As Miles Roberts, chief executive, noted when presenting McBride’s full-year results this month, McBride’s own-brand products “have never been more relevant than in the current environment where disposable incomes are under significant pressure”.

But if demand for the company’s range of detergents, toilet cleaners, shampoos, deodorants and air fresheners remains generally buoyant, McBride has also been hit hard by increased costs, with Mr Roberts admitting that “the year to June 2008 was dominated by the need to manage the impact of unprecedented input cost inflation”.

The end result was McBride having to run hard to stand still.

Adjusted group operating profit slipped from £16.4m ($29.5m) to £16.0m. This performance reflected increased raw material costs that were only partially mitigated by “operational efficiencies, purchasing savings and the contribution from recent acquisitions”.

Revenues grew by 23 per cent to £342.9m in the year to June 30, with the acquisitions of Dasty Italia, Henkel’s European private-label household products business, and Bolton-based Darcy contributing substantially to the increase.

But organic revenue – stripping out the impact of acquisitions – actually declined 2 per cent overall as customers resisted attempts to pass on cost increases.

“Given the severity of the environment, selling-price increases were necessary across most products for the first time in many years,” explained Mr Roberts.

But McBride suffered as some retail customers reduced promotional activity during pricing negotiations, which “had a consequential effect on volumes, overcapacity and declining demand in certain categories”.

McBride’s vulnerability to cost inflation can be gleaned immediately from its own homepage which, while noting its status as a FTSE company with an annual turnover of £500m, also specifies it spends more than £250m a year on chemicals, surfactants, perfumes, and packaging.

Higher oil prices in particular have fed through to higher prices for plastics and petro-chemicals used as ingredients across much of its product range.

In this respect, McBride is not alone. Far larger international competitors of McBride such as Henkel, Beiersdorf, Reckitt Benckiser, and L’Oréal all face similar issues in passing on cost increases while seeking to maintain market share for their more heavily advertising brands in leading European markets.

And while L’Oréal may entice consumers to spend more on their range of personal care products with the mantra “Because I’m worth it”, recent sales data suggests consumers are increasingly willing to shop around for value.

Latest analysis of sales of household and personal care products in Europe by New York-based brokers Sanford C Bernstein, based on Nielsen market research data, suggests private-label goods, such as those produced by McBride, continued to gain ground in the four weeks to August 17 in both household goods and cosmetics and toiletries against more illustrious branded rivals. Against this background, McBride has proved largely successful in passing on increased costs to customers – in spite of the short-term disruption to sales caused by negotiations with trickier customers less willing to accept its own price increases.

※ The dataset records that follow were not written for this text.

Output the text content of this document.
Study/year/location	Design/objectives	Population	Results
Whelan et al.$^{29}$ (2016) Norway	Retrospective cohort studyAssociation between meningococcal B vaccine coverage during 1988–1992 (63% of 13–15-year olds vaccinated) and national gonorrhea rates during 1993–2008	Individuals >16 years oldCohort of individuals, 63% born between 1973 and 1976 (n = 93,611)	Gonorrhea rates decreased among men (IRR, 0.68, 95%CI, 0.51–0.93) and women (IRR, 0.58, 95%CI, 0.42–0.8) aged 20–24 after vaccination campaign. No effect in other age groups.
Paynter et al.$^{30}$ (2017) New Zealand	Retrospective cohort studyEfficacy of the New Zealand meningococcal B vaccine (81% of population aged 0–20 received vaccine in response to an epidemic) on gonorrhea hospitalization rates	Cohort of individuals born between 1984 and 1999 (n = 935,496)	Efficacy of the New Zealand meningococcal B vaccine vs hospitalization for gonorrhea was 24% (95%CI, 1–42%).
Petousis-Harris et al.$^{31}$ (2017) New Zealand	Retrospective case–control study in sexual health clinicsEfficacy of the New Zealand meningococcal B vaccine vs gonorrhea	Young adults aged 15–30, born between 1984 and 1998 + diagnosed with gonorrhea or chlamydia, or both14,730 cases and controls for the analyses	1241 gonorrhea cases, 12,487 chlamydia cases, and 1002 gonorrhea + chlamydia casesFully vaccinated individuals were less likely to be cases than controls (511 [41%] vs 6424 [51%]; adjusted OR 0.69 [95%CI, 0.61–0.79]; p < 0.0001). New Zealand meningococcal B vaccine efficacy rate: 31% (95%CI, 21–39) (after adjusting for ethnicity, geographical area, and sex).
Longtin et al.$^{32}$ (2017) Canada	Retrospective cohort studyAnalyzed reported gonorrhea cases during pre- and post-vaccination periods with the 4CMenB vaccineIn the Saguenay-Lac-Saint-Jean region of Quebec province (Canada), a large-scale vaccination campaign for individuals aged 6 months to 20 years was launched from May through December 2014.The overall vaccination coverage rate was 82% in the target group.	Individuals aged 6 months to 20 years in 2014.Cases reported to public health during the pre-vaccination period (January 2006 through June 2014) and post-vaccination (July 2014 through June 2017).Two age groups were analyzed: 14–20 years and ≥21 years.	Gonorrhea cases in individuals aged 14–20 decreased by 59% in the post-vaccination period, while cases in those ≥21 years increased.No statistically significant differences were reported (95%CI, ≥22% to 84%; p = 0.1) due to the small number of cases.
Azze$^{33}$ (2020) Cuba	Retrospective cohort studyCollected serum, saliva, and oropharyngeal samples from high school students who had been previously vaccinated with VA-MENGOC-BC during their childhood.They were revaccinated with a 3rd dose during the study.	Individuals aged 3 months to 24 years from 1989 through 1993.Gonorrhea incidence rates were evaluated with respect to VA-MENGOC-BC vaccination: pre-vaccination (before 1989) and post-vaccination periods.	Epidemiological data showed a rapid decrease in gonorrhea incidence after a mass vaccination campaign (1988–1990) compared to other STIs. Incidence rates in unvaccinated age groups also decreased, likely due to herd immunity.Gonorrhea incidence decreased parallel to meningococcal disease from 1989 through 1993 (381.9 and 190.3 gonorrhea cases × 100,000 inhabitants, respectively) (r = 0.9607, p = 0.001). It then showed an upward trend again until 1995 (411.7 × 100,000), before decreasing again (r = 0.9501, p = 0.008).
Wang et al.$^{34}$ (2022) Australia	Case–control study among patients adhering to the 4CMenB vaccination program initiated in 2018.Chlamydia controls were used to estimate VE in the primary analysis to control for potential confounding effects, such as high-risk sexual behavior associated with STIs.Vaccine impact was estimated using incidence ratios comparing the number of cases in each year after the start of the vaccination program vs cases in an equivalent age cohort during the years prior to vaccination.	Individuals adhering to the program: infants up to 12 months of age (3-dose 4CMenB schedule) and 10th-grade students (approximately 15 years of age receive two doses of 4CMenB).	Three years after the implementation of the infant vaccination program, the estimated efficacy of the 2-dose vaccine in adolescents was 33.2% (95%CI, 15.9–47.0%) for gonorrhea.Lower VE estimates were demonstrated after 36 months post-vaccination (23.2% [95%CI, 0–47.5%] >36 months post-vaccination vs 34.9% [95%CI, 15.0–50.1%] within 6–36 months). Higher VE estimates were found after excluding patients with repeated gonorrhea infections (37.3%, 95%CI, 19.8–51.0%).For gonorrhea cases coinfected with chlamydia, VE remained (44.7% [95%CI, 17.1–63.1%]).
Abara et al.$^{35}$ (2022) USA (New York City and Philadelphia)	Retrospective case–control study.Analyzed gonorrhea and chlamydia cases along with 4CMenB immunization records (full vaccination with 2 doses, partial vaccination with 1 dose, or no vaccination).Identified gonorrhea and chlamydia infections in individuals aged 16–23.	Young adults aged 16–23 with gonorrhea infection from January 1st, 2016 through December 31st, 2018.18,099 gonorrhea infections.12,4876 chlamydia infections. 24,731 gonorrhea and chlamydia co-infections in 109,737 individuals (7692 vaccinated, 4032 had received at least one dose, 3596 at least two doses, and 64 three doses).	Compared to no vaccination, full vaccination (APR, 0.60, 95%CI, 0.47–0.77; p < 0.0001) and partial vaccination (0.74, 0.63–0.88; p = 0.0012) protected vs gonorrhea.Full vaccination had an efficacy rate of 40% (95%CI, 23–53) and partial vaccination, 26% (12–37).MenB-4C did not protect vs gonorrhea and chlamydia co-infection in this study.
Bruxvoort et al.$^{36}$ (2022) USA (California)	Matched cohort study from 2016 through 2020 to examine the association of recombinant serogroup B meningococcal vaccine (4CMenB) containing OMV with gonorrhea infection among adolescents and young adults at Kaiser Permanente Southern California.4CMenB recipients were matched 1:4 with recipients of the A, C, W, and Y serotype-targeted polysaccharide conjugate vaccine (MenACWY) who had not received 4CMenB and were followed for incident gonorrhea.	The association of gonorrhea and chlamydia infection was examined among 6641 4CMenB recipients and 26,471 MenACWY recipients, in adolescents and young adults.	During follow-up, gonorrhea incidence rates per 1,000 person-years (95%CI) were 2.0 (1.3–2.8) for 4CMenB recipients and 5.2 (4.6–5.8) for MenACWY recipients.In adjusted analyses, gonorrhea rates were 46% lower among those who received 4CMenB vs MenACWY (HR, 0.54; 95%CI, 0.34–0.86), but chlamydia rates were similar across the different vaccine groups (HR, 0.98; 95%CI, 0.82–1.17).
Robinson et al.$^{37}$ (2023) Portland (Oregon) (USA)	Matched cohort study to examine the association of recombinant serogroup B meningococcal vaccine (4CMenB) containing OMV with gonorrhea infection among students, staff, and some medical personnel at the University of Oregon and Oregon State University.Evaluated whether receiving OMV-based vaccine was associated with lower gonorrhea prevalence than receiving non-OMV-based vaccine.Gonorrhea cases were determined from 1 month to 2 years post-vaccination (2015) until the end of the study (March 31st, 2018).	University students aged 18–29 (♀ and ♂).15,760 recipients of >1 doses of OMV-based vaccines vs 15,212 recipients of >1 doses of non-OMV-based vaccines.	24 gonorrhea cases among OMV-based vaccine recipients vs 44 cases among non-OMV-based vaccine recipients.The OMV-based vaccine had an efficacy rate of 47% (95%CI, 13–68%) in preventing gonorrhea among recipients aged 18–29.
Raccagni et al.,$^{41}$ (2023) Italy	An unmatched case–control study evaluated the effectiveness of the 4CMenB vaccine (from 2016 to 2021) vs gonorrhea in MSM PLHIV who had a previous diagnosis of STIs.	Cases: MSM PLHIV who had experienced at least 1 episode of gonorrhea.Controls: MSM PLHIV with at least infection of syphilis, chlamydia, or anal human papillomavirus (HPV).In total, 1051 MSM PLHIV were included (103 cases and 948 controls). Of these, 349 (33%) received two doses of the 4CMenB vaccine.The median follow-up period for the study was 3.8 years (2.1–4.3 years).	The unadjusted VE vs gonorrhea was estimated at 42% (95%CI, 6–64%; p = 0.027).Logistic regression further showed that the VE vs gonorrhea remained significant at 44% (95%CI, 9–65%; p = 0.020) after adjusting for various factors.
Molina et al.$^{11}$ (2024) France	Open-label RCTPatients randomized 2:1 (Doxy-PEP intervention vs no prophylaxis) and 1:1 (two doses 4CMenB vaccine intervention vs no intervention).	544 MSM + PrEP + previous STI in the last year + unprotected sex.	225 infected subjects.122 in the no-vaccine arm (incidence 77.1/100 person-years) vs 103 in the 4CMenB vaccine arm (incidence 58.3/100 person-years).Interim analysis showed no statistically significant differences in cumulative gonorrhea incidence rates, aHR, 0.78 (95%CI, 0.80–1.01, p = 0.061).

In this month’s results statement, McBride noted it had been discussing price increases with its customers, adding that “to date, a significant proportion of these cost increases have been recovered”.

But it was the time-lag between cost and selling-price increases that has impacted margins for the year, having an adverse impact on overall growth and profitability. As a result, its financial performance in the year fell “below our original expectations,” it conceded.

Nevertheless, having weathered the storm of cost inflation, McBride still sees itself relatively well positioned to face the future. As a consumer goods company, it is vulnerable along with its peers to concerns over a slowdown in consumer spending.

That concern is reflected in the 35 per cent fall in McBride’s share price over the the last year – which exceeds the more gentle decline in the FSTE all-share index.

But despite sales wobbles in some categories of household and personal care products across Europe created by economic uncertainty, in more straitened times private-label sales continue to outperform the overall market as consumers seek to economise. And that “Aldi effect” is set to continue, according to McBride.